Main Study Questions
- Did the percentage of eligible students participating in SES during the pilot years increase from the previous year(s)?
- Do SES participants in waiver districts show achievement gains relative to students who do not participate? Do students served by district SES providers in waiver districts show achievement gains that are at least comparable to those of students served by non district providers?
- Are districts communicating with parents about the availability of SES in a manner that is clear, easy to understand, and unbiased with respect to particular providers?
Findings and Implications
- In the three districts that did not serve as SES providers before the waiver (Anchorage, Charlotte Mecklenburg, and Hillsborough), SES participation rates increased in the first year of the waiver. (Boston and Chicago served as providers prior to receipt of the waiver.)
- There were few demographic or academic differences between students served by district providers and students served by non-district providers.
- Students in three of the five districts demonstrated statistically significantly larger mathematics achievement gains during periods of SES participation than during periods of nonparticipation. In addition, in two districts, SES participation was associated with statistically significant reading gains. Averaged across the five districts, the overall association between SES participation and achievement gains was statistically significant in both mathematics and reading, relative to nonparticipation.
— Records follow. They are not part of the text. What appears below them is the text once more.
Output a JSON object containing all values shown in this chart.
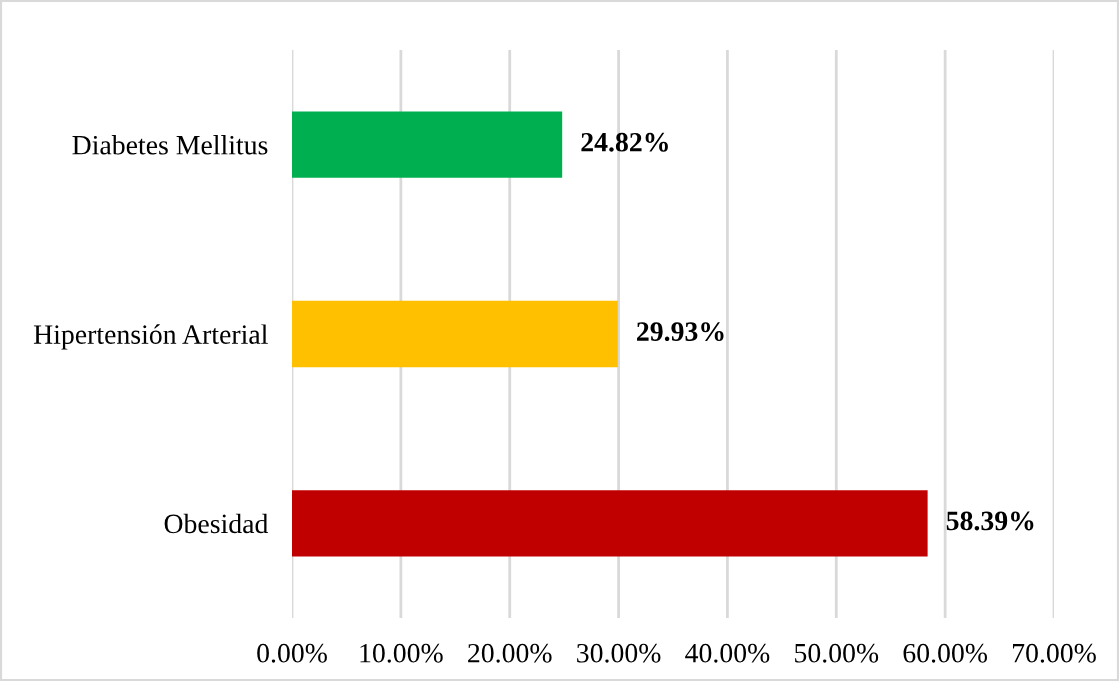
{
  "chart_data": {
    "type": "bar",
    "orientation": "horizontal",
    "categories": [
      "Diabetes Mellitus",
      "Hipertensión Arterial",
      "Obesidad"
    ],
    "values": [
      24.82,
      29.93,
      58.39
    ],
    "colors": [
      "#00b050",
      "#ffc000",
      "#c00000"
    ],
    "value_labels": [
      "24.82%",
      "29.93%",
      "58.39%"
    ],
    "xlim": [
      0,
      70
    ],
    "xticks": [
      {
        "value": 0,
        "label": "0.00%"
      },
      {
        "value": 10,
        "label": "10.00%"
      },
      {
        "value": 20,
        "label": "20.00%"
      },
      {
        "value": 30,
        "label": "30.00%"
      },
      {
        "value": 40,
        "label": "40.00%"
      },
      {
        "value": 50,
        "label": "50.00%"
      },
      {
        "value": 60,
        "label": "60.00%"
      },
      {
        "value": 70,
        "label": "70.00%"
      }
    ],
    "grid": "x",
    "legend": false
  }
}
- Across the five districts, the achievement gains associated with SES participation relative to nonparticipation did not differ for district and non-district providers for either mathematics of reading.
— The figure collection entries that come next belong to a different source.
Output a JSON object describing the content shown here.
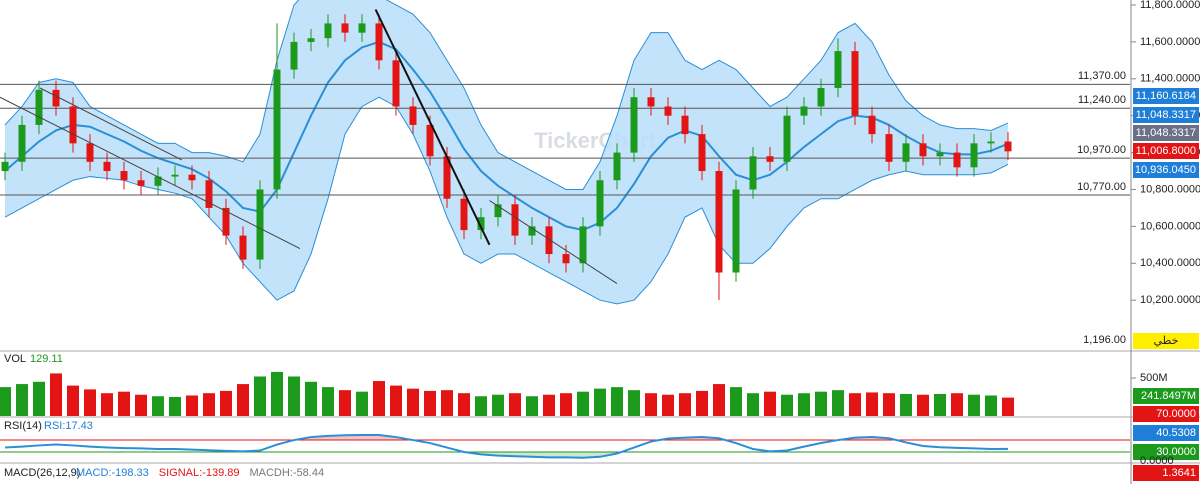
{
  "chart_data": {
    "type": "candlestick",
    "watermark": "TickerChart",
    "up_color": "#1c9a1c",
    "down_color": "#e31414",
    "ohlc": {
      "open": [
        10900,
        10950,
        11150,
        11340,
        11250,
        11050,
        10950,
        10900,
        10850,
        10820,
        10870,
        10880,
        10850,
        10700,
        10550,
        10420,
        10800,
        11450,
        11600,
        11620,
        11700,
        11650,
        11700,
        11500,
        11250,
        11150,
        10980,
        10750,
        10580,
        10650,
        10720,
        10550,
        10600,
        10450,
        10400,
        10600,
        10850,
        11000,
        11300,
        11250,
        11200,
        11100,
        10900,
        10350,
        10800,
        10980,
        10950,
        11200,
        11250,
        11350,
        11550,
        11200,
        11100,
        10950,
        11050,
        10980,
        11000,
        10920,
        11050,
        11060
      ],
      "high": [
        11000,
        11200,
        11390,
        11390,
        11300,
        11100,
        11000,
        10950,
        10900,
        10920,
        10930,
        10930,
        10900,
        10750,
        10600,
        10850,
        11700,
        11650,
        11670,
        11750,
        11750,
        11750,
        11750,
        11550,
        11300,
        11200,
        11030,
        10800,
        10700,
        10770,
        10770,
        10650,
        10650,
        10500,
        10650,
        10900,
        11050,
        11350,
        11350,
        11300,
        11250,
        11150,
        10950,
        10850,
        11030,
        11030,
        11250,
        11300,
        11400,
        11620,
        11600,
        11250,
        11150,
        11100,
        11100,
        11050,
        11050,
        11100,
        11110,
        11110
      ],
      "low": [
        10850,
        10900,
        11100,
        11200,
        11000,
        10900,
        10850,
        10800,
        10770,
        10770,
        10820,
        10800,
        10650,
        10500,
        10370,
        10370,
        10750,
        11400,
        11550,
        11570,
        11600,
        11600,
        11450,
        11200,
        11100,
        10930,
        10700,
        10530,
        10530,
        10600,
        10500,
        10500,
        10400,
        10350,
        10350,
        10550,
        10800,
        10950,
        11200,
        11150,
        11050,
        10850,
        10200,
        10300,
        10750,
        10900,
        10900,
        11150,
        11200,
        11300,
        11150,
        11050,
        10900,
        10900,
        10930,
        10930,
        10870,
        10870,
        11000,
        10960
      ],
      "close": [
        10950,
        11150,
        11340,
        11250,
        11050,
        10950,
        10900,
        10850,
        10820,
        10870,
        10880,
        10850,
        10700,
        10550,
        10420,
        10800,
        11450,
        11600,
        11620,
        11700,
        11650,
        11700,
        11500,
        11250,
        11150,
        10980,
        10750,
        10580,
        10650,
        10720,
        10550,
        10600,
        10450,
        10400,
        10600,
        10850,
        11000,
        11300,
        11250,
        11200,
        11100,
        10900,
        10350,
        10800,
        10980,
        10950,
        11200,
        11250,
        11350,
        11550,
        11200,
        11100,
        10950,
        11050,
        10980,
        11000,
        10920,
        11050,
        11060,
        11006.8
      ]
    },
    "bollinger": {
      "line_color": "#2a8fd6",
      "fill_color": "#b9defa",
      "upper": [
        11150,
        11250,
        11380,
        11400,
        11380,
        11250,
        11200,
        11150,
        11100,
        11050,
        11050,
        11000,
        11000,
        10980,
        10950,
        11100,
        11500,
        11800,
        11900,
        11900,
        11880,
        11850,
        11850,
        11800,
        11750,
        11650,
        11500,
        11350,
        11150,
        11000,
        10950,
        10900,
        10850,
        10800,
        10800,
        10950,
        11200,
        11500,
        11650,
        11650,
        11500,
        11450,
        11500,
        11450,
        11350,
        11250,
        11300,
        11400,
        11500,
        11650,
        11700,
        11600,
        11420,
        11280,
        11200,
        11150,
        11130,
        11130,
        11120,
        11160
      ],
      "middle": [
        10900,
        10980,
        11060,
        11120,
        11150,
        11140,
        11100,
        11060,
        11010,
        10970,
        10940,
        10910,
        10860,
        10790,
        10700,
        10680,
        10800,
        11000,
        11200,
        11380,
        11500,
        11570,
        11600,
        11560,
        11450,
        11330,
        11180,
        11020,
        10900,
        10820,
        10760,
        10700,
        10650,
        10600,
        10580,
        10620,
        10700,
        10830,
        10980,
        11080,
        11120,
        11090,
        10980,
        10880,
        10850,
        10880,
        10950,
        11030,
        11100,
        11170,
        11200,
        11190,
        11150,
        11090,
        11040,
        11000,
        10990,
        10990,
        11010,
        11048
      ],
      "lower": [
        10650,
        10700,
        10750,
        10800,
        10850,
        10870,
        10860,
        10850,
        10820,
        10800,
        10780,
        10750,
        10650,
        10550,
        10400,
        10300,
        10200,
        10250,
        10450,
        10750,
        11100,
        11250,
        11300,
        11250,
        11100,
        10900,
        10650,
        10450,
        10400,
        10450,
        10450,
        10400,
        10350,
        10300,
        10250,
        10200,
        10180,
        10200,
        10300,
        10450,
        10650,
        10700,
        10500,
        10400,
        10400,
        10480,
        10600,
        10700,
        10750,
        10750,
        10800,
        10850,
        10880,
        10900,
        10880,
        10880,
        10880,
        10880,
        10890,
        10936
      ]
    },
    "ylim": [
      9930,
      11827
    ],
    "yticks": [
      {
        "value": 10200,
        "label": "10,200.0000"
      },
      {
        "value": 10400,
        "label": "10,400.0000"
      },
      {
        "value": 10600,
        "label": "10,600.0000"
      },
      {
        "value": 10800,
        "label": "10,800.0000"
      },
      {
        "value": 11000,
        "label": "11,000.0000"
      },
      {
        "value": 11200,
        "label": "11,200.0000"
      },
      {
        "value": 11400,
        "label": "11,400.0000"
      },
      {
        "value": 11600,
        "label": "11,600.0000"
      },
      {
        "value": 11800,
        "label": "11,800.0000"
      }
    ],
    "levels": [
      {
        "value": 11370,
        "label": "11,370.00"
      },
      {
        "value": 11240,
        "label": "11,240.00"
      },
      {
        "value": 10970,
        "label": "10,970.00"
      },
      {
        "value": 10770,
        "label": "10,770.00"
      }
    ],
    "extra_level": {
      "value": 1196,
      "label": "1,196.00"
    },
    "trendlines": [
      {
        "color": "#444",
        "width": 1,
        "points": [
          [
            -0.3,
            11300
          ],
          [
            17.35,
            10480
          ]
        ]
      },
      {
        "color": "#444",
        "width": 1,
        "points": [
          [
            2.06,
            11350
          ],
          [
            10.4,
            10960
          ]
        ]
      },
      {
        "color": "#111",
        "width": 2,
        "points": [
          [
            21.8,
            11775
          ],
          [
            28.5,
            10500
          ]
        ]
      },
      {
        "color": "#444",
        "width": 1,
        "points": [
          [
            28.5,
            10740
          ],
          [
            36,
            10290
          ]
        ]
      }
    ],
    "badges": [
      {
        "value": 11160.6184,
        "label": "11,160.6184",
        "color": "#1f7fd8"
      },
      {
        "value": 11048.3317,
        "label": "11,048.3317",
        "color": "#1f7fd8"
      },
      {
        "value": 11048.3317,
        "label": "11,048.3317",
        "color": "#6c6f88"
      },
      {
        "value": 11006.8,
        "label": "11,006.8000",
        "color": "#e31414"
      },
      {
        "value": 10936.045,
        "label": "10,936.0450",
        "color": "#1f7fd8"
      }
    ],
    "mode_label": "خطي",
    "volume": {
      "label": "VOL",
      "reading": "129.11",
      "values": [
        380,
        420,
        450,
        560,
        400,
        350,
        300,
        320,
        280,
        260,
        250,
        270,
        300,
        330,
        420,
        520,
        580,
        520,
        450,
        380,
        340,
        320,
        460,
        400,
        360,
        330,
        340,
        300,
        260,
        280,
        300,
        260,
        280,
        300,
        320,
        360,
        380,
        340,
        300,
        280,
        300,
        330,
        420,
        380,
        300,
        320,
        280,
        300,
        320,
        340,
        300,
        310,
        300,
        290,
        280,
        290,
        300,
        280,
        270,
        242
      ],
      "ylim": [
        0,
        842
      ],
      "yticks": [
        {
          "value": 500,
          "label": "500M"
        }
      ],
      "badge": {
        "value": 241.8497,
        "label": "241.8497M",
        "color": "#1c9a1c"
      }
    },
    "rsi": {
      "label": "RSI(14)",
      "reading": "RSI:17.43",
      "color": "#2a8fd6",
      "values": [
        45,
        48,
        52,
        55,
        52,
        48,
        45,
        43,
        42,
        40,
        40,
        38,
        36,
        34,
        32,
        35,
        55,
        70,
        80,
        84,
        86,
        87,
        87,
        80,
        70,
        60,
        45,
        30,
        22,
        18,
        16,
        14,
        12,
        12,
        11,
        14,
        25,
        45,
        65,
        75,
        78,
        80,
        76,
        60,
        40,
        32,
        35,
        48,
        60,
        70,
        78,
        80,
        76,
        62,
        50,
        46,
        44,
        42,
        40,
        40.53
      ],
      "ylim": [
        0,
        137
      ],
      "levels": [
        {
          "value": 70,
          "label": "70.0000",
          "color": "#e31414"
        },
        {
          "value": 30,
          "label": "30.0000",
          "color": "#1c9a1c"
        }
      ],
      "yticks": [
        {
          "value": 0,
          "label": "0.0000"
        }
      ],
      "badge": {
        "value": 40.5308,
        "label": "40.5308",
        "color": "#1f7fd8"
      }
    },
    "macd": {
      "label": "MACD(26,12,9)",
      "readings": [
        {
          "text": "MACD:-198.33",
          "color": "#1f7fd8"
        },
        {
          "text": "SIGNAL:-139.89",
          "color": "#e31414"
        },
        {
          "text": "MACDH:-58.44",
          "color": "#777"
        }
      ],
      "badge": {
        "value": 1.3641,
        "label": "1.3641",
        "color": "#e31414"
      }
    }
  }
}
- All five districts reported using multiple communication strategies to reach eligible families, provided balanced information about SES providers, translated information into at least one language other than English, and provided extended enrollment periods.
Request of the Office of Planning, Evaluation and Policy Development
The analyses used a fixed effects approach, which calculates "value-added" estimates of the achievement gains associated with SES by comparing the pre treatment and post treatment achievement of each individual student.
- Student-level data from districts on:
- State achievement tests (grades 3–8 in Boston, Charlotte-Mecklenburg, and Chicago and grades 3–10 in Anchorage and Hillsborough),
- Eligibility for and participation in SES, and
- District communication documents with parents regarding SES.
Given that this evaluation included only the five districts that received waivers, it is not representative of the population of all districts nationally. Therefore, the findings from this report should not be generalized to the effectiveness of SES in general, or SES provided by district or non-district providers.